Re: Mark messages in mailbox as read without massive performance hit?!



On Thu, Dec 29, 2005 at 12:40:54AM -0500 I heard the voice of
Derek Martin, and lo! it spake thus:
> 
> Generally, each rename operation will result in the kernel doing
> this separately.

Oh, it doesn't have to.  The kernel could leave the directory open for
a few seconds internally to save on re-opening in cases where a lot of
renames are happening.  I don't know if any extant systems do that, of
course, but it's not a hopeless case.

There are a few things to bear in mind here, though.

- The overhead in rename() isn't near comparable to the difference
  between read()'ing a mbox and open()/read()/close()'ing in a
  maildir, even if only because you're crossing the userland<->kernel
  boundary only once and not having to serialize the steps across
  multiple boundary crossings.

- mutt write()'s out messages one at a time as far as I can tell, and
  from the behavior when I tag a bunch of messages and copy them into
  a mbox, it almost looks like it fsync()'s after each message (I've
  not verified this in the code).  With behavior like that, mbox will
  NEVER cross over to faster than maildir; it's too much serialization
  and waiting.


Now, I don't dispute that theoretically there's a point where the
lines cross and mbox wins.  But I think that point is a lot farther
out than you're suggesting it is, and that some of the realities of
how mutt does things push it even farther.  And empirically, I've
always found mbox to be orders of magnitude slower on status changes
(particularly in the degenerate case where you're changing one or a
few messages in the middle of the mailbox), on any size active mailbox
I ever use (up to maybe 10 thousand messages, though usually below 5).

Having written mbox parsing code, I deeply hate the [blend of totally
different] format[s], but it has a lot of advantages in compactness
etc.  I never let it near an active mailbox, but I use it for archives
all the time, because it's more compact, leaves my preciouss inodes
alone, and is much, MUCH faster to read.  But they fall over pretty
hard in most use-cases that aren't read-almost-entirely, IME, both in
performance, and in making me sweat about the myriad ways it can
corrupt my data and lose the history of all my favorite flamewars.

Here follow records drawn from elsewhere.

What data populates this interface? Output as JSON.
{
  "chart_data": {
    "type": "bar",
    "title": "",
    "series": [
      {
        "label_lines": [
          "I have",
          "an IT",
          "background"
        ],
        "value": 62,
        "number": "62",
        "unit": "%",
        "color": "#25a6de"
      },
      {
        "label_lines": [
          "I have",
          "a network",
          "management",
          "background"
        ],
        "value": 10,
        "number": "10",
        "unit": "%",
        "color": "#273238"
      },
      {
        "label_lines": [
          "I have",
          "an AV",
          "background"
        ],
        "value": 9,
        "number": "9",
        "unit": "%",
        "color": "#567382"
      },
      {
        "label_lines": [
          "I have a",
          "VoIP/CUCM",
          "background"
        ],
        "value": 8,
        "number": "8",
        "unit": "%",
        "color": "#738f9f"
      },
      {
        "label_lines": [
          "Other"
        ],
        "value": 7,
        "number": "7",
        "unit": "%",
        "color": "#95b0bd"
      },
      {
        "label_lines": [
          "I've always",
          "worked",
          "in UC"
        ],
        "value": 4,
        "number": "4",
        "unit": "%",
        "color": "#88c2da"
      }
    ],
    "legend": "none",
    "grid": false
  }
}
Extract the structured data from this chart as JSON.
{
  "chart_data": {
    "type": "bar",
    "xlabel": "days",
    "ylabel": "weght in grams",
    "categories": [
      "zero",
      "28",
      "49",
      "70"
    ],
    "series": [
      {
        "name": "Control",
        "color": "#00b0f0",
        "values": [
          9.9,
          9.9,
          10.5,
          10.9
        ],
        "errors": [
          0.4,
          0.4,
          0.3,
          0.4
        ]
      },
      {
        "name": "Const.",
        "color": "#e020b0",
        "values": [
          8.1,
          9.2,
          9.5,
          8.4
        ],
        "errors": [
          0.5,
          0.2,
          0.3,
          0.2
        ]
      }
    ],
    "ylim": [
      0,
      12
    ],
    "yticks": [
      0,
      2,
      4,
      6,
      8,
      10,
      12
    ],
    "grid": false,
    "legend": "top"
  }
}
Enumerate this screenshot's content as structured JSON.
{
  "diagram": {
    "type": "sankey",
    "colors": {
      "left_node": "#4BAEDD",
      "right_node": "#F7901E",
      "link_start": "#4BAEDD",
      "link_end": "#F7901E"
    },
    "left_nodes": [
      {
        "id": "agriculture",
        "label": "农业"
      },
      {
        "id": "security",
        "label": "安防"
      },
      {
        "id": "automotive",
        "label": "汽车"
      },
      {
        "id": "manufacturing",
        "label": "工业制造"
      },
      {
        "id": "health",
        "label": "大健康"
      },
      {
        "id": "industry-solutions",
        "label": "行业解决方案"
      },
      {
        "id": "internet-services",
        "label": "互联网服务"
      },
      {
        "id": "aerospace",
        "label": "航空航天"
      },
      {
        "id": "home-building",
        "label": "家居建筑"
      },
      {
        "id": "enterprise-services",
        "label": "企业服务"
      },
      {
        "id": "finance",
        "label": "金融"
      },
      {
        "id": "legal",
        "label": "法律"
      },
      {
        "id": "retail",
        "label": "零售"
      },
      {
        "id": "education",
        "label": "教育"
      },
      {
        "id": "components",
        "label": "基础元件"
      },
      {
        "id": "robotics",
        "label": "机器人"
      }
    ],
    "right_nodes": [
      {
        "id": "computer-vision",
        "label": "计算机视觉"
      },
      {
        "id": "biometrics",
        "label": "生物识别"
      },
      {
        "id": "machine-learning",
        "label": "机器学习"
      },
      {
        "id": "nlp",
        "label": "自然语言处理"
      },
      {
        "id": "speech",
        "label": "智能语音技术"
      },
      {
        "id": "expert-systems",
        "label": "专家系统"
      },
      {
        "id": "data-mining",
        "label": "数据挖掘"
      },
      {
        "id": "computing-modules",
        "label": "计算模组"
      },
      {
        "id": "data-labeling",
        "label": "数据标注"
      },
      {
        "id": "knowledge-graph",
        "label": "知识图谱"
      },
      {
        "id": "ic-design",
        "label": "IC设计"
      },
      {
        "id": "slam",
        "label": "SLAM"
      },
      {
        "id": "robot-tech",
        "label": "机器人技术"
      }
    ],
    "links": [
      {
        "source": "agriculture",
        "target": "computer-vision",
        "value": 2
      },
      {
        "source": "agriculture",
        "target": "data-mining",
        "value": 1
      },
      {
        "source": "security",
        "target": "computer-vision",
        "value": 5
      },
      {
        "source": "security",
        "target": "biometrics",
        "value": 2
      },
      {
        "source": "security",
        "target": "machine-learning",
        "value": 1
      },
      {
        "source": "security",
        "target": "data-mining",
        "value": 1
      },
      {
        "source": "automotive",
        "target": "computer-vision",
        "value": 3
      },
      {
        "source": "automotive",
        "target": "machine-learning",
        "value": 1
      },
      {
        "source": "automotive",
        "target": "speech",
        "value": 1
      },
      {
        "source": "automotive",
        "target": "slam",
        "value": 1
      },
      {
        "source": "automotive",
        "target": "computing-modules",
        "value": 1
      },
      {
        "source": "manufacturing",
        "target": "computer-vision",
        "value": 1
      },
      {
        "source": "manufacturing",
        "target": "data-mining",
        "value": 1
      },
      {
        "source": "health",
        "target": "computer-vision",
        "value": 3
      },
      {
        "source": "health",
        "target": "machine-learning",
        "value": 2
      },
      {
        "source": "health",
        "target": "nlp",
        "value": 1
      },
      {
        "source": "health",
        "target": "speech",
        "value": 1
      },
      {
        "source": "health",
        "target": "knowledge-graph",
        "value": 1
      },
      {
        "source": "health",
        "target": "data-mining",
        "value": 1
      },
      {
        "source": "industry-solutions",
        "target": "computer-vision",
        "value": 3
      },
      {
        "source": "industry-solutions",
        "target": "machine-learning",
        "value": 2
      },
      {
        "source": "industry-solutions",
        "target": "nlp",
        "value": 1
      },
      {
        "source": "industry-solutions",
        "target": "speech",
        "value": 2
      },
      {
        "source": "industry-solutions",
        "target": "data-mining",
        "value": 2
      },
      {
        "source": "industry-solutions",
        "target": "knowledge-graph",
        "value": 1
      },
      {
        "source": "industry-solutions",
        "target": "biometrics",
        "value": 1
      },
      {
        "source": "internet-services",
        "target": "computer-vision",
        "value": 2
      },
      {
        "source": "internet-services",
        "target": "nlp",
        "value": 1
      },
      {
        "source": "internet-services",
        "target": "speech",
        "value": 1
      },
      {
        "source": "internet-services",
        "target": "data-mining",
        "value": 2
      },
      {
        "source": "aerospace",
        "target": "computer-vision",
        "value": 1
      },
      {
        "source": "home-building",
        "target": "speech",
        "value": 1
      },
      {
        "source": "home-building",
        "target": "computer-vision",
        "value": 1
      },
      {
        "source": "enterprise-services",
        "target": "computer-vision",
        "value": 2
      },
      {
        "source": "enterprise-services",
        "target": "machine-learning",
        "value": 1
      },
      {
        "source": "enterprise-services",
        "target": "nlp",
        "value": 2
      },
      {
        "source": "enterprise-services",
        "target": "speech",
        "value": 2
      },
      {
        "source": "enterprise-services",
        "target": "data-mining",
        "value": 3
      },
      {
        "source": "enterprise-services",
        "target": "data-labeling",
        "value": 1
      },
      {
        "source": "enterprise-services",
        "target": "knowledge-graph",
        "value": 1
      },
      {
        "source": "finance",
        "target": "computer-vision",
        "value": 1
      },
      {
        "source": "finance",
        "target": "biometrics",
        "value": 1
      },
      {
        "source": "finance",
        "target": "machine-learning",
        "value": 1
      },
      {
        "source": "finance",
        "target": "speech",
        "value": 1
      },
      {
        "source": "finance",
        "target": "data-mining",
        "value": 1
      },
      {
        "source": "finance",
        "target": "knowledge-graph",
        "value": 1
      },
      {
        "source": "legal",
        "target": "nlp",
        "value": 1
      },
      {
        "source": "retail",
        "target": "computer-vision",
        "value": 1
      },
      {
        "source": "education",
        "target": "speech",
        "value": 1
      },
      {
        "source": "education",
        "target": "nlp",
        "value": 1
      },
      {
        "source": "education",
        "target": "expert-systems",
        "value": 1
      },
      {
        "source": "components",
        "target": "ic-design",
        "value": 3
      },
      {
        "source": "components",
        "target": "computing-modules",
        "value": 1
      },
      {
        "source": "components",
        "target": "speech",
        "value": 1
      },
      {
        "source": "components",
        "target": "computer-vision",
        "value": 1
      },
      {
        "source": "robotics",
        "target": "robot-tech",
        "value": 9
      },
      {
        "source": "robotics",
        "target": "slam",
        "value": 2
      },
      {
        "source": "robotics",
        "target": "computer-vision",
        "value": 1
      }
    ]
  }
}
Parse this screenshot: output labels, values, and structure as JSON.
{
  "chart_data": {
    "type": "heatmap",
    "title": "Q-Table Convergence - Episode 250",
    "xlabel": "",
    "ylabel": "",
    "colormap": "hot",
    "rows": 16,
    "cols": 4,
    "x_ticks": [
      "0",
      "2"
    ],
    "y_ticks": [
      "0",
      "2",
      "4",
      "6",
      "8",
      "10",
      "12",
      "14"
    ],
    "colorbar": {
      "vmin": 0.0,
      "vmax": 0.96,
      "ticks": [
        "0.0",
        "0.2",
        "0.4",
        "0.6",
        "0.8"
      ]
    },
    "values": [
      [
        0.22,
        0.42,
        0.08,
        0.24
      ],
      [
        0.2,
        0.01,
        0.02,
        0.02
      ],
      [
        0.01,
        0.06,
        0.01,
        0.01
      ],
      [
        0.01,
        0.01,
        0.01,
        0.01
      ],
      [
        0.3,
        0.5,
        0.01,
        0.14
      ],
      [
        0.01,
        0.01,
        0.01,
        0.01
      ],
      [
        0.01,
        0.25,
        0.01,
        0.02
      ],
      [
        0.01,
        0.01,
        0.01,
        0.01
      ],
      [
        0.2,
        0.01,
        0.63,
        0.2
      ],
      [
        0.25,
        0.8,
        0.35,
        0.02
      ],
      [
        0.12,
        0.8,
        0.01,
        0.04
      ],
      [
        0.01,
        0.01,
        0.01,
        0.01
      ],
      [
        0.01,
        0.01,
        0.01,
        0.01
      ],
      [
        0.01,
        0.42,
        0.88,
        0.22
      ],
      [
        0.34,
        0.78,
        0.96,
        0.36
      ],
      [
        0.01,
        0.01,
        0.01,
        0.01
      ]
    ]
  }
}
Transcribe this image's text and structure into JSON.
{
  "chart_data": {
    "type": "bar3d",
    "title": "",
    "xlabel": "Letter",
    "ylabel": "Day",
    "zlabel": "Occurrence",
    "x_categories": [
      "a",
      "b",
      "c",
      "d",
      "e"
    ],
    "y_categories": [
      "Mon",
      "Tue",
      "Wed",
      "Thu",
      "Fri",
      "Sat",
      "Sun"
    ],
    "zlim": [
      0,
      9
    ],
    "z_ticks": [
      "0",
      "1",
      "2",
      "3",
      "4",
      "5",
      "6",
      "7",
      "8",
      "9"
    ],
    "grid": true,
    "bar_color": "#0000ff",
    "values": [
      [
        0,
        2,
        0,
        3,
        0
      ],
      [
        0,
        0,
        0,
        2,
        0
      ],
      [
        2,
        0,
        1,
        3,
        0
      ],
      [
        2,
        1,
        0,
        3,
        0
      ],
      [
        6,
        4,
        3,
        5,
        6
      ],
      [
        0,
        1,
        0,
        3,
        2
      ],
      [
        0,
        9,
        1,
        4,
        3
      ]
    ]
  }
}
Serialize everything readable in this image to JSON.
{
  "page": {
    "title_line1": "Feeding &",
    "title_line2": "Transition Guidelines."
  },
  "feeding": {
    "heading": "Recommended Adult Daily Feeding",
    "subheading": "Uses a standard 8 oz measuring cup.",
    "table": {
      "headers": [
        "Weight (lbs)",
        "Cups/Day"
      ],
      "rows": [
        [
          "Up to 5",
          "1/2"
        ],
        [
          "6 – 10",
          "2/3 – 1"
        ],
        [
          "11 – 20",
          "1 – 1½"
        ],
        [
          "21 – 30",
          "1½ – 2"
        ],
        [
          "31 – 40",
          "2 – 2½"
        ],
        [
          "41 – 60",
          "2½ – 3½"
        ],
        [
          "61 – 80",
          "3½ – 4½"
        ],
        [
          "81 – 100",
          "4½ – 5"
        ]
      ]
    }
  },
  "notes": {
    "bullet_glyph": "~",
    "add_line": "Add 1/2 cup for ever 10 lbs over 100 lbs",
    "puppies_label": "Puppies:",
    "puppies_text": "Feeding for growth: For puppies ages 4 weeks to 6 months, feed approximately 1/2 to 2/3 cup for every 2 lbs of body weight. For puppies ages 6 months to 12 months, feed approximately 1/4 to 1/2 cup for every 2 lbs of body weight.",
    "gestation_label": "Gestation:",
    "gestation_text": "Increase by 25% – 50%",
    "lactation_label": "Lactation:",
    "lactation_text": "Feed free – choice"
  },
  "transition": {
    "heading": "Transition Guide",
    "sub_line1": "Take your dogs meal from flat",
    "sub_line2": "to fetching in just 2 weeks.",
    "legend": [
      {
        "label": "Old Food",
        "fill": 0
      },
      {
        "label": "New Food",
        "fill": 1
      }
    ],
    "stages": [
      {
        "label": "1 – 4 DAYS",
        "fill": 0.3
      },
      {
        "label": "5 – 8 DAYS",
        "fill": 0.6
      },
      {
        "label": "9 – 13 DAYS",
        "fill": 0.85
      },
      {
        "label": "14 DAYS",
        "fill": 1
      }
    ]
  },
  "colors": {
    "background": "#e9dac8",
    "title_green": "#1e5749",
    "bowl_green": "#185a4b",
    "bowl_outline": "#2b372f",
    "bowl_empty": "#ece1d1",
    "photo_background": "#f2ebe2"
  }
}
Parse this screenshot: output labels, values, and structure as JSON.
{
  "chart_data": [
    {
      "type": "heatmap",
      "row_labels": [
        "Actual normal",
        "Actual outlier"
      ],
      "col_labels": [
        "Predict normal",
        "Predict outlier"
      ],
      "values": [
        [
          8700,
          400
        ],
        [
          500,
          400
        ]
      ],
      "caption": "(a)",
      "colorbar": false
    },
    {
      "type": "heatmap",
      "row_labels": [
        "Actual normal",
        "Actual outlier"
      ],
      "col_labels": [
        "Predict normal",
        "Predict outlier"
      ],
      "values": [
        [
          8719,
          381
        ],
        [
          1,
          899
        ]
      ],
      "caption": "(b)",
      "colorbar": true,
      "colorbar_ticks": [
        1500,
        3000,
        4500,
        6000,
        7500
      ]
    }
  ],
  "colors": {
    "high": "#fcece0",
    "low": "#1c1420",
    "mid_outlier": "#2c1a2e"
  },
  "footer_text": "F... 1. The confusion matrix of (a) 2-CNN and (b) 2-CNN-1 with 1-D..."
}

> Obviously, the user who posted this message is running into this
> problem, or else we would not be having this discussion...

Now, in THIS case, I certainly don't buy it.  The OP is suggesting
he's seeing problems on mailboxes on the order of *50* messages.  That
shouldn't break down on FAT12, much less any filesystem on a *nix
system installed in the last 15 years.  I doubt I could measure by
hand the time 50 rename()'s take on a 386SX.  Something else is
tripping him up.


-- 
Matthew Fuller     (MF4839)   |  fullermd@xxxxxxxxxxxxxxx
Systems/Network Administrator |  http://www.over-yonder.net/~fullermd/
           On the Internet, nobody can hear you scream.